- Born: 28 June 1963 (age 63) Alma-Ata, Kazakh SSR, Soviet Union
- Education: Moscow Engineering Physics Institute
- Occupation: Businessman

= Mukhtar Dzhakishev =

Kazakh businessman

Mukhtar Dzhakishev (Мұхтар Жәкiшев; born 28 June 1963) is a Kazakh businessman and the former head of Kazatomprom.

Dzhakishev graduated from the Moscow Engineering Physics Institute in 1986, majoring in the Physics of Solid Bodies. He remained there until 1990 to complete post-graduate work. From 1992 to 1997 he served as the head of Butya, then as the head of Alautransgaz from 1997 to 1998. He became the head of Kazakhstan's National Atomic Company (Kazatomprom), the position he held until 2001, when he became the Deputy Minister of Energy and Mineral Resources. In 2002 he once again became the head of Kazatomprom.
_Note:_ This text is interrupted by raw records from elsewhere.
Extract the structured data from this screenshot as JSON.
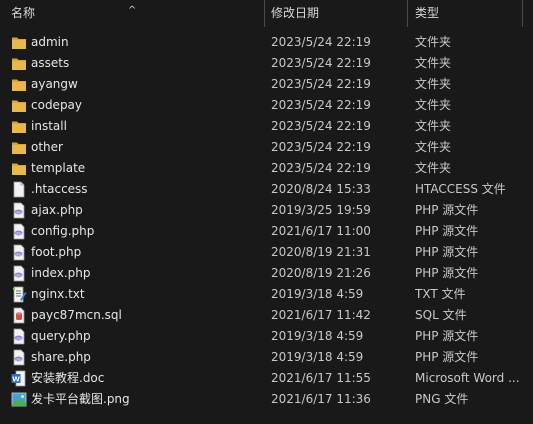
{
  "header": {
    "name": "名称",
    "date": "修改日期",
    "type": "类型",
    "sort": "^"
  },
  "files": [
    {
      "name": "admin",
      "date": "2023/5/24 22:19",
      "type": "文件夹",
      "icon": "folder"
    },
    {
      "name": "assets",
      "date": "2023/5/24 22:19",
      "type": "文件夹",
      "icon": "folder"
    },
    {
      "name": "ayangw",
      "date": "2023/5/24 22:19",
      "type": "文件夹",
      "icon": "folder"
    },
    {
      "name": "codepay",
      "date": "2023/5/24 22:19",
      "type": "文件夹",
      "icon": "folder"
    },
    {
      "name": "install",
      "date": "2023/5/24 22:19",
      "type": "文件夹",
      "icon": "folder"
    },
    {
      "name": "other",
      "date": "2023/5/24 22:19",
      "type": "文件夹",
      "icon": "folder"
    },
    {
      "name": "template",
      "date": "2023/5/24 22:19",
      "type": "文件夹",
      "icon": "folder"
    },
    {
      "name": ".htaccess",
      "date": "2020/8/24 15:33",
      "type": "HTACCESS 文件",
      "icon": "blank-file"
    },
    {
      "name": "ajax.php",
      "date": "2019/3/25 19:59",
      "type": "PHP 源文件",
      "icon": "php-file"
    },
    {
      "name": "config.php",
      "date": "2021/6/17 11:00",
      "type": "PHP 源文件",
      "icon": "php-file"
    },
    {
      "name": "foot.php",
      "date": "2020/8/19 21:31",
      "type": "PHP 源文件",
      "icon": "php-file"
    },
    {
      "name": "index.php",
      "date": "2020/8/19 21:26",
      "type": "PHP 源文件",
      "icon": "php-file"
    },
    {
      "name": "nginx.txt",
      "date": "2019/3/18 4:59",
      "type": "TXT 文件",
      "icon": "txt-file"
    },
    {
      "name": "payc87mcn.sql",
      "date": "2021/6/17 11:42",
      "type": "SQL 文件",
      "icon": "sql-file"
    },
    {
      "name": "query.php",
      "date": "2019/3/18 4:59",
      "type": "PHP 源文件",
      "icon": "php-file"
    },
    {
      "name": "share.php",
      "date": "2019/3/18 4:59",
      "type": "PHP 源文件",
      "icon": "php-file"
    },
    {
      "name": "安装教程.doc",
      "date": "2021/6/17 11:55",
      "type": "Microsoft Word ...",
      "icon": "word-file"
    },
    {
      "name": "发卡平台截图.png",
      "date": "2021/6/17 11:36",
      "type": "PNG 文件",
      "icon": "image-file"
    }
  ],
  "colors": {
    "background": "#191919",
    "folder": "#e8b84a",
    "php": "#8a7fd6",
    "sql": "#d94a4a",
    "word": "#2b6fd0",
    "image": "#3fa0e0"
  }
}
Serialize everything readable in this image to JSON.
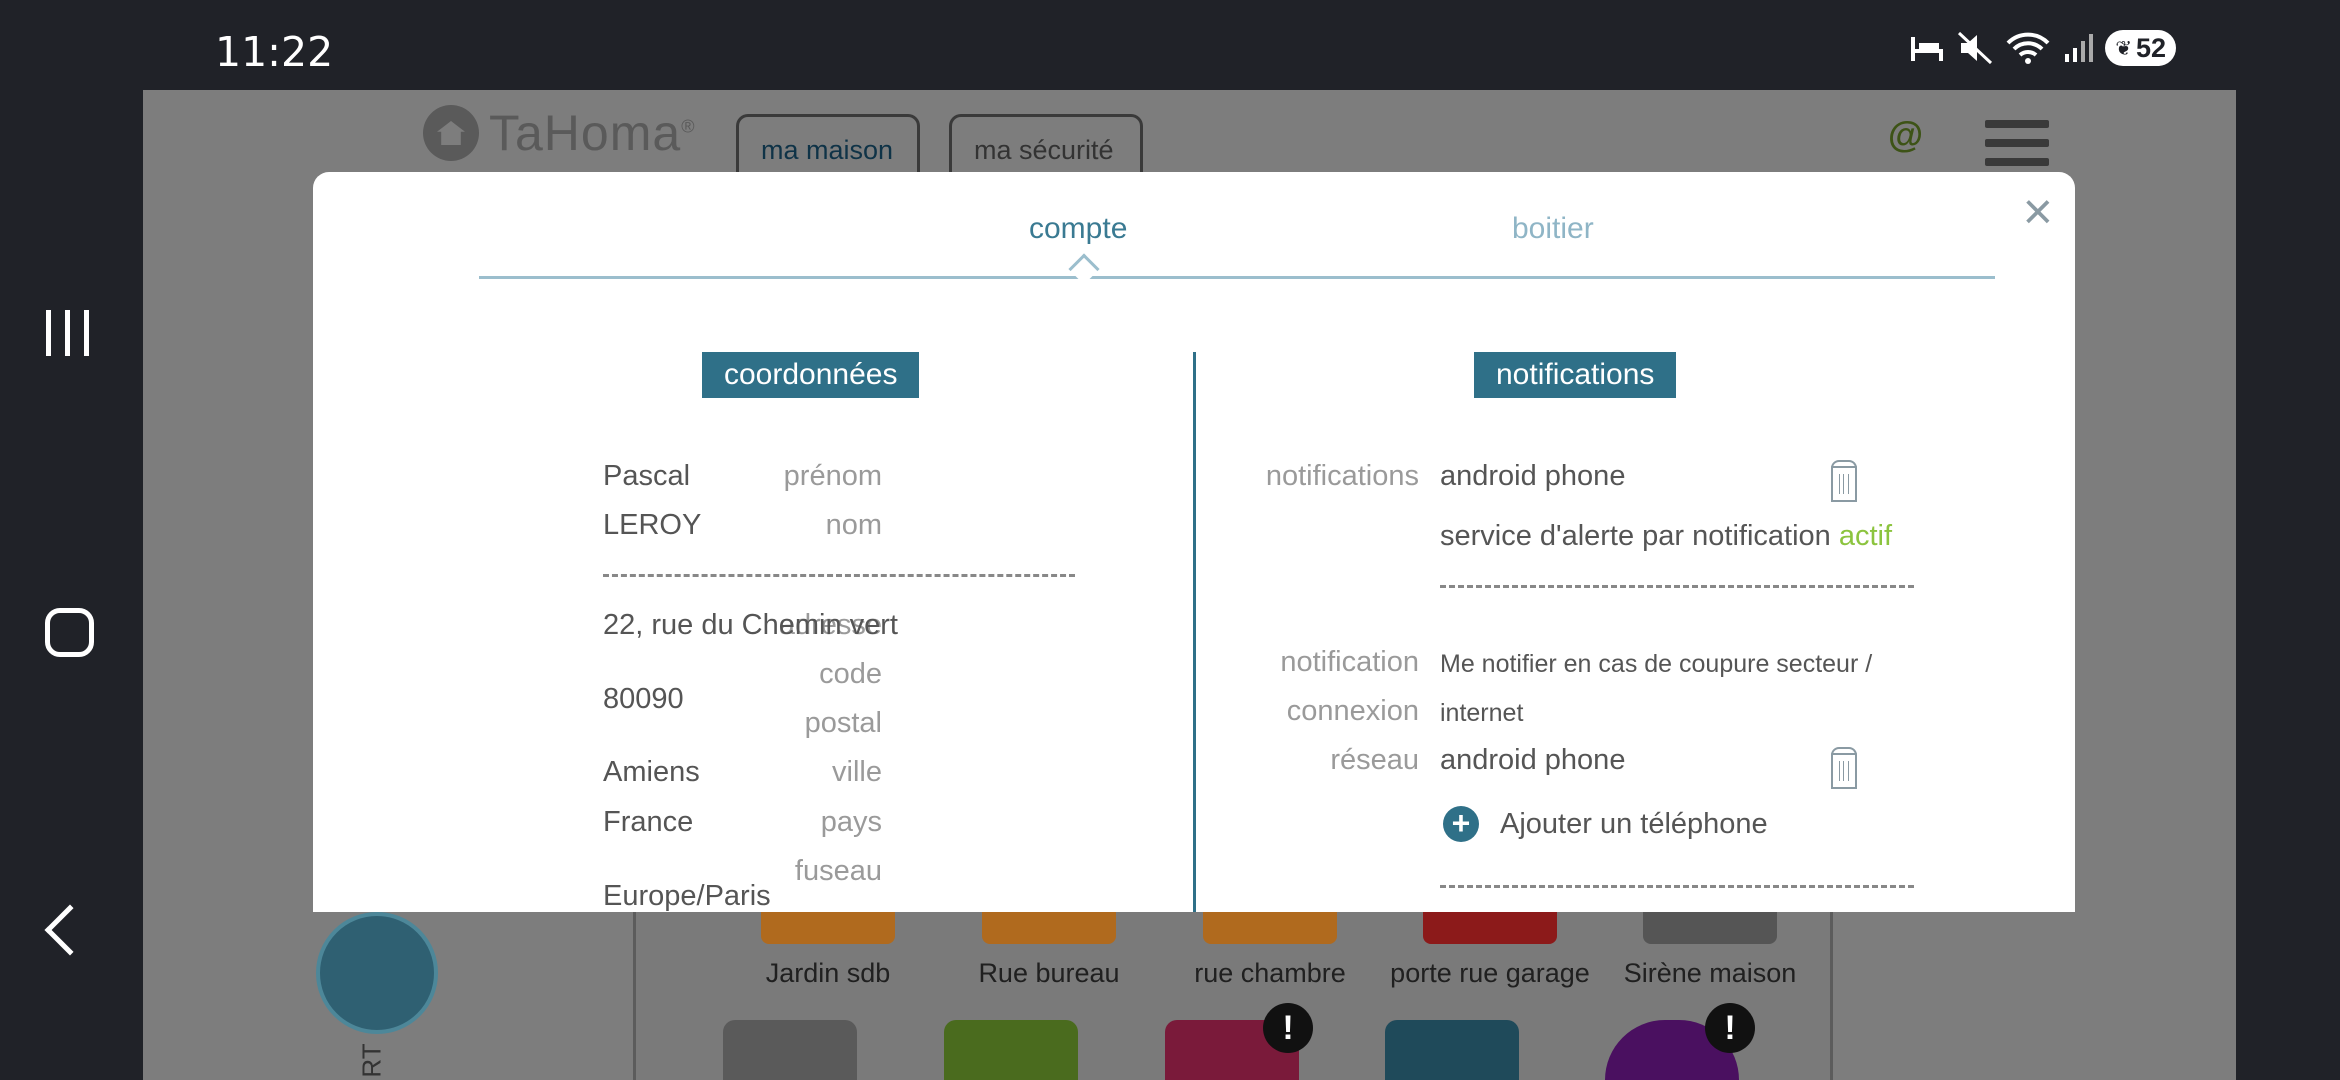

In late May 2009, he was removed from his position and arrested on charges of embezzling funds from the country's uranium industry. According to the country's National Security Committee, Dzhakishev allegedly appropriated 60% of Kazakhstan's uranium deposits as his personal property, which would amount to tens of billions of dollars. Several Kazakh entrepreneurs have criticized the arrest as being politically motivated, and 22 executives signed an open letter criticizing the arrest's effects on the business environment in the country. In March 2010, he was sentenced to 14 years in a high security penitentiary. In 2009, under Dzhakishev's leadership, Kazatomprom achieved world leadership in uranium production. Dzhakishev has also been deprived of the right to occupy government positions for the following seven years, and was stripped of the Order of Kurmet, a prestigious Kazakh state award.

He was released from prison on March 3, 2020.